PMs foram mortos em emboscada após perseguição a suspeitos de roubo, em Cariacica
O Tribunal do Júri de Cariacica condenou, na noite desta terça-feira (2), Érica Lopes Ferreira e Eduardo Bonfim Meireles pelos assassinatos dos policiais militares Paulo Eduardo Oliveira Celini e Bruno Mayer Ferrani. As penas impostas aos réus somam mais de 225 anos de prisão, em regime inicial fechado.
De acordo com o Ministério Público do Espírito Santo (MPES), Érica foi condenada a 99 anos e 11 meses de reclusão, enquanto Eduardo recebeu pena ainda maior: 125 anos e 9 meses de prisão.

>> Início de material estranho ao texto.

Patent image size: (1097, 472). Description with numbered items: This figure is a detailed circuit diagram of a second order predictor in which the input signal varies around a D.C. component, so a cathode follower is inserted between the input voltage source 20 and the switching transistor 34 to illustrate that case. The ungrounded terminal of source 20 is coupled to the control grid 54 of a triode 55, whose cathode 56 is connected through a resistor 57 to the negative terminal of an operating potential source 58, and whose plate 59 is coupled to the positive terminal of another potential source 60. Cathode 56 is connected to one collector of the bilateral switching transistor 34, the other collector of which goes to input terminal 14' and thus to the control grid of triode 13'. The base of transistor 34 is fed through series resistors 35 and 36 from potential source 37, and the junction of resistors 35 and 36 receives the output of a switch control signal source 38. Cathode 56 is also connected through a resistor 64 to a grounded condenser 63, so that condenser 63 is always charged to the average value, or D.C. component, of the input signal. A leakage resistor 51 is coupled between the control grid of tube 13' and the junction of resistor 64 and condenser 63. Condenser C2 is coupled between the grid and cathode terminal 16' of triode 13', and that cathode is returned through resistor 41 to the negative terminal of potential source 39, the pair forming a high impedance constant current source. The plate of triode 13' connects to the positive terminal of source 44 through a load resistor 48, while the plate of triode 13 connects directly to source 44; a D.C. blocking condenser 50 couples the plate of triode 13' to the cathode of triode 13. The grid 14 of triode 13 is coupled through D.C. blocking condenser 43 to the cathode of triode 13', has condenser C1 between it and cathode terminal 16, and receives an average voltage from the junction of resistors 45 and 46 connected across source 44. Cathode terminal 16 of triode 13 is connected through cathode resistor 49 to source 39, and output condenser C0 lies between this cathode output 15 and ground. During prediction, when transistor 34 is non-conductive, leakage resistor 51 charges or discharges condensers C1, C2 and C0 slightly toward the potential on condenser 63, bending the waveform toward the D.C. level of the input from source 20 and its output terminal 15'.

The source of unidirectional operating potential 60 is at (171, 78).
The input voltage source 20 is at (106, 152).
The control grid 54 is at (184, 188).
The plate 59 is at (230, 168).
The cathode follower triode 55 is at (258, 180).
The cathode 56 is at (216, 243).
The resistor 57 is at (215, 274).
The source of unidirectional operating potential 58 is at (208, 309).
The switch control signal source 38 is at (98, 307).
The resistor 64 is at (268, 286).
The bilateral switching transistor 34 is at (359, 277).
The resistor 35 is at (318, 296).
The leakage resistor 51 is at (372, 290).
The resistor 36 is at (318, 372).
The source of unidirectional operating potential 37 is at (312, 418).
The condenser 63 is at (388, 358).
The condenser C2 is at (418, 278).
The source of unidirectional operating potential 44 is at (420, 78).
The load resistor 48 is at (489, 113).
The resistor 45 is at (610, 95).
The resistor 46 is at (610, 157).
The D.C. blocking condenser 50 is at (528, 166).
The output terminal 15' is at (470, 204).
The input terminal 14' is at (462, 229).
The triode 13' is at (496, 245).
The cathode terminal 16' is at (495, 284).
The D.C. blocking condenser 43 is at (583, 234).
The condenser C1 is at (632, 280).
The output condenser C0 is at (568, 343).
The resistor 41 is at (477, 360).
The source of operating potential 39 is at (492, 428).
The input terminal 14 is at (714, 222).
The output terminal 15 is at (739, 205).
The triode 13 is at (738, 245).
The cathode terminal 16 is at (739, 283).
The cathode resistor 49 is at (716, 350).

Os dois foram considerados culpados por uma série de crimes graves, incluindo homicídio quadruplamente qualificado — por terem sido praticados contra agentes de segurança em serviço, com uso de arma de fogo de uso restrito, mediante emboscada e com o objetivo de ocultar outros crimes. Também pesaram contra eles acusações de associação criminosa armada, roubo, tentativa de latrocínio, porte ilegal de arma e furto qualificado. Eduardo ainda foi condenado por uso de documento falso.
O crime ocorreu na madrugada de 16 de outubro de 2022, no bairro Santa Bárbara. Segundo as investigações, o grupo retornava de um churrasco, em Vila Velha, quando abordou ocupantes de um carro parado na Rodovia Leste-Oeste, após um pneu furado. Aproveitando a vulnerabilidade das vítimas, os suspeitos anunciaram o assalto e chegaram a balear uma das pessoas.
A ação criminosa chamou a atenção dos policiais militares, que iniciaram uma perseguição ao veículo dos suspeitos. Durante o acompanhamento, no entanto, os agentes foram surpreendidos por uma emboscada.
De acordo com a investigação, Eduardo conseguiu sair do carro sem ser notado e se posicionou estrategicamente para atacar os policiais junto aos demais envolvidos. Os militares foram atingidos por disparos e socorridos pelo Samu, sendo levados ao Hospital Meridional, mas não resistiram aos ferimentos.
O julgamento contou com atuação dos promotores de Justiça Bruno Lima e Helaine Pimentel, que sustentaram as acusações apresentadas na denúncia.
Outros dois envolvidos no crime ainda aguardam julgamento. Eric da Silva Ferreira permanece preso preventivamente, enquanto Luana de Jesus Luz responde em liberdade provisória. Ambos aguardam a análise de recursos antes de serem levados ao Tribunal do Júri.